“It’s time we start living in the real world” – Katy Holdcroft suggests that although sharing and communicating through social media has its benefits, it shouldn’t control our lives as it currently does.
It may sound dramatic but social media is literally taking over our lives. There is this persistent urge to Facebook, tweet, Snapchat and Instagram our daily moves in an attempt to express our identity to the world and make ourselves feel valued. Unfortunately showing that in today’s day and age we have become obsessed with virtual reality.
All Facebook users have been there, the inevitable moment when we check our notifications and sigh in disappointment that we haven’t got enough likes on our profile picture, or frantically checked our Instagram notifications every two seconds in the hope we’ve received one more like on our latest photo update. Can a ‘like’ really represent popularity and how others perceive you?

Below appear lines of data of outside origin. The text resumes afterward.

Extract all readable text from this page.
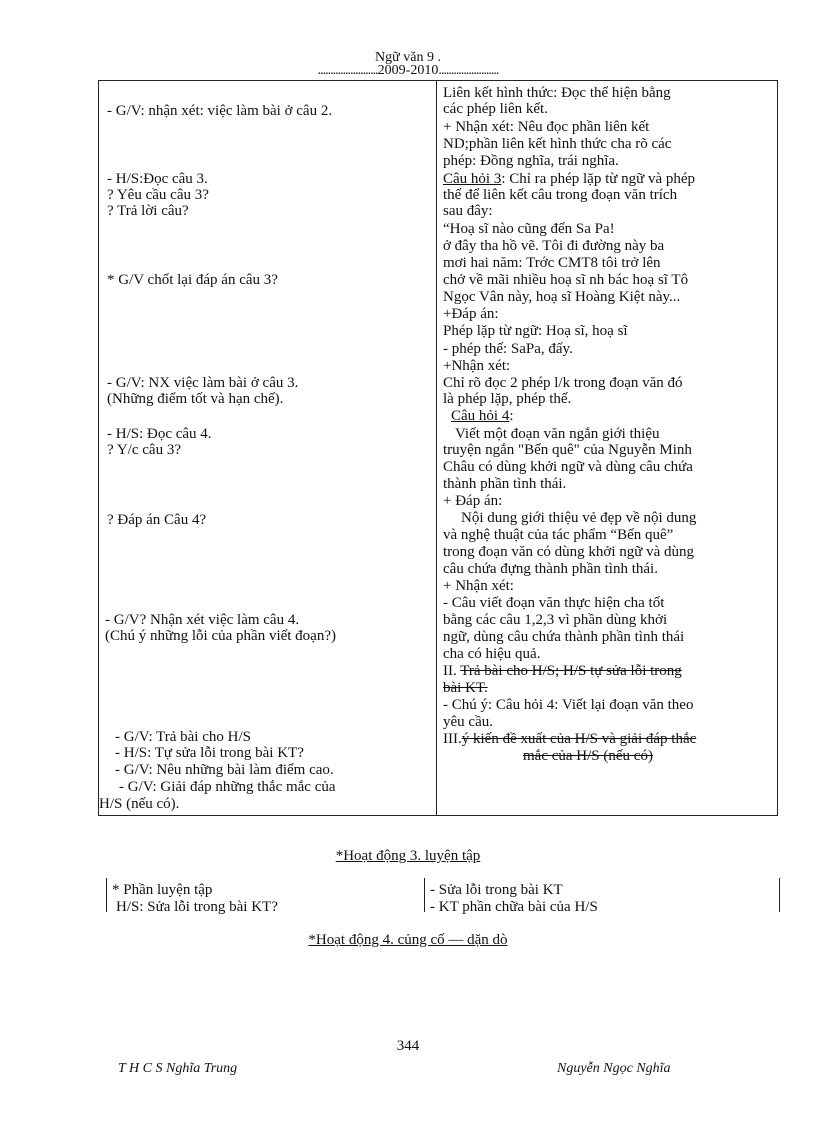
Ngữ văn 9 .
........................2009-2010........................
- G/V: nhận xét: việc làm bài ở câu 2.
- H/S:Đọc câu 3.
? Yêu cầu câu 3?
? Trả lời câu?
* G/V chốt lại đáp án câu 3?
- G/V: NX việc làm bài ở câu 3.
(Những điểm tốt và hạn chế).
- H/S: Đọc câu 4.
? Y/c câu 3?
? Đáp án Câu 4?
- G/V? Nhận xét việc làm câu 4.
(Chú ý những lỗi của phần viết đoạn?)
- G/V: Trả bài cho H/S
- H/S: Tự sửa lỗi trong bài KT?
- G/V: Nêu những bài làm điểm cao.
- G/V: Giải đáp những thắc mắc của
H/S (nếu có).
Liên kết hình thức: Đọc thể hiện bằng
các phép liên kết.
+ Nhận xét: Nêu đọc phần liên kết
ND;phần liên kết hình thức cha rõ các
phép: Đồng nghĩa, trái nghĩa.
Câu hỏi 3: Chỉ ra phép lặp từ ngữ và phép
thế để liên kết câu trong đoạn văn trích
sau đây:
“Hoạ sĩ nào cũng đến Sa Pa!
ở đây tha hồ vẽ. Tôi đi đường này ba
mơi hai năm: Trớc CMT8 tôi trở lên
chở về mãi nhiều hoạ sĩ nh bác hoạ sĩ Tô
Ngọc Vân này, hoạ sĩ Hoàng Kiệt này...
+Đáp án:
Phép lặp từ ngữ: Hoạ sĩ, hoạ sĩ
- phép thế: SaPa, đấy.
+Nhận xét:
Chỉ rõ đọc 2 phép l/k trong đoạn văn đó
là phép lặp, phép thế.
Câu hỏi 4:
Viết một đoạn văn ngắn giới thiệu
truyện ngắn "Bến quê" của Nguyễn Minh
Châu có dùng khởi ngữ và dùng câu chứa
thành phần tình thái.
+ Đáp án:
Nội dung giới thiệu vẻ đẹp về nội dung
và nghệ thuật của tác phẩm “Bến quê”
trong đoạn văn có dùng khởi ngữ và dùng
câu chứa đựng thành phần tình thái.
+ Nhận xét:
- Câu viết đoạn văn thực hiện cha tốt
bằng các câu 1,2,3 vì phần dùng khởi
ngữ, dùng câu chứa thành phần tình thái
cha có hiệu quả.
II. Trả bài cho H/S; H/S tự sửa lỗi trong
bài KT.
- Chú ý: Câu hỏi 4: Viết lại đoạn văn theo
yêu cầu.
III.ý kiến đề xuất của H/S và giải đáp thắc
mắc của H/S (nếu có)
*Hoạt động 3. luyện tập
* Phần luyện tập
H/S: Sửa lỗi trong bài KT?
- Sửa lỗi trong bài KT
- KT phần chữa bài của H/S
*Hoạt động 4. củng cố — dặn dò
344
T H C S Nghĩa Trung	Nguyễn Ngọc Nghĩa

One of the biggest problems is that social media has become so easily accessible, we are surrounded by technology on a daily basis allowing us to inform everyone of our current activities through the touch of a button; further deepening our obsession. We are glued to our screens 24/7 and cannot bear to tear ourselves away from our precious phones.

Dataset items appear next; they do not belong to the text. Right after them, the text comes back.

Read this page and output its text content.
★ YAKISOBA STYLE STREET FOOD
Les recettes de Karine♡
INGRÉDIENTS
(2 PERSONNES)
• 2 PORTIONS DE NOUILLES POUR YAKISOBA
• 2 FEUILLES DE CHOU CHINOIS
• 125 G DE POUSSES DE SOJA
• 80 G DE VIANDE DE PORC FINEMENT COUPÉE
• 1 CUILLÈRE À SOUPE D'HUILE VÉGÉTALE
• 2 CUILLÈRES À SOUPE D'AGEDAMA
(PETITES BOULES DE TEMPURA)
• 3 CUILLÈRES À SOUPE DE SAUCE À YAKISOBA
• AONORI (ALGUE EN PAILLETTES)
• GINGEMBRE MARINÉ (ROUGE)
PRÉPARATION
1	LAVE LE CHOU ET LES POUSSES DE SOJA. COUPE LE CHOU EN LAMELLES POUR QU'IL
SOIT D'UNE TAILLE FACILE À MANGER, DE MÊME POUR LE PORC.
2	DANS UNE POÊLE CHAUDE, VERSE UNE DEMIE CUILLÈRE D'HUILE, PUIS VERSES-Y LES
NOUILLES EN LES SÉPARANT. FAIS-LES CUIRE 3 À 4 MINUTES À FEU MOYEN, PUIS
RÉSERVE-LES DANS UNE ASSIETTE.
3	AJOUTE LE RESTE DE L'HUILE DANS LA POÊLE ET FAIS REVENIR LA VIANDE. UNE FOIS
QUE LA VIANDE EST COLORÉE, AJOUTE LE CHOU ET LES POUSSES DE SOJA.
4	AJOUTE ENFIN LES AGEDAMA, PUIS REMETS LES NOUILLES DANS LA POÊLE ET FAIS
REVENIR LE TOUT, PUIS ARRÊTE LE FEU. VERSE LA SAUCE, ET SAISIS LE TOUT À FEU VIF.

It dawned on me how addicted we have become when I was out for dinner with my parents. I looked across the restaurant to see a family get together made up of mostly teenagers and younger children. For the entirety of this social gathering, they were completely hooked to their phones, besotted with what was happening online, consequently ignoring the perfectly acceptable plate of food in front of them (Because who’d favour a touch screen object over food? I certainly wouldn’t!). Can we no longer enjoy family time without technology or social media being involved?
It seems so odd that taking a selfie and desperately analysing which filter makes us look most attractive, is more important than actually spending time with others. Social activities really are becoming less and less ‘social’ by the minute. Social media merely gives us the opportunity to portray the reality we wish others to see. It’s time we stop spending so much time trying to make our lives look perfect and start focusing on living in the moment. Being continuously bombarded with everyone else’s life updates, only causes us to get jealous, excessively compare ourselves to others and ultimately over-evaluate our lives.
What worries me most is the impact that this is having on the younger generation. It would seem that in today’s society, greater online popularity supposedly makes you superior. Youths are growing up in a self-obsessed world, where if you do not live up to a certain expectation you are deemed inadequate. Thus, altering how they view themselves, promoting unnecessary self-criticism and having a profound effect on self-esteem. I have no idea how we’ve got to this point, where we are so immersed in a virtual existence, craving attention from people we barely speak to, because to be honest there are more important concerns in the world. This problem is only set to get worse as online activities become increasingly popular, unless we educate the young people of today.
I will certainly agree that social media can be a positive medium, especially as a way of connecting and sharing with family and friends, however when it begins to rule our lives and daily activities, that’s going one step too far. It’s sad to think this is what the world has come to, questioning is it really worth it?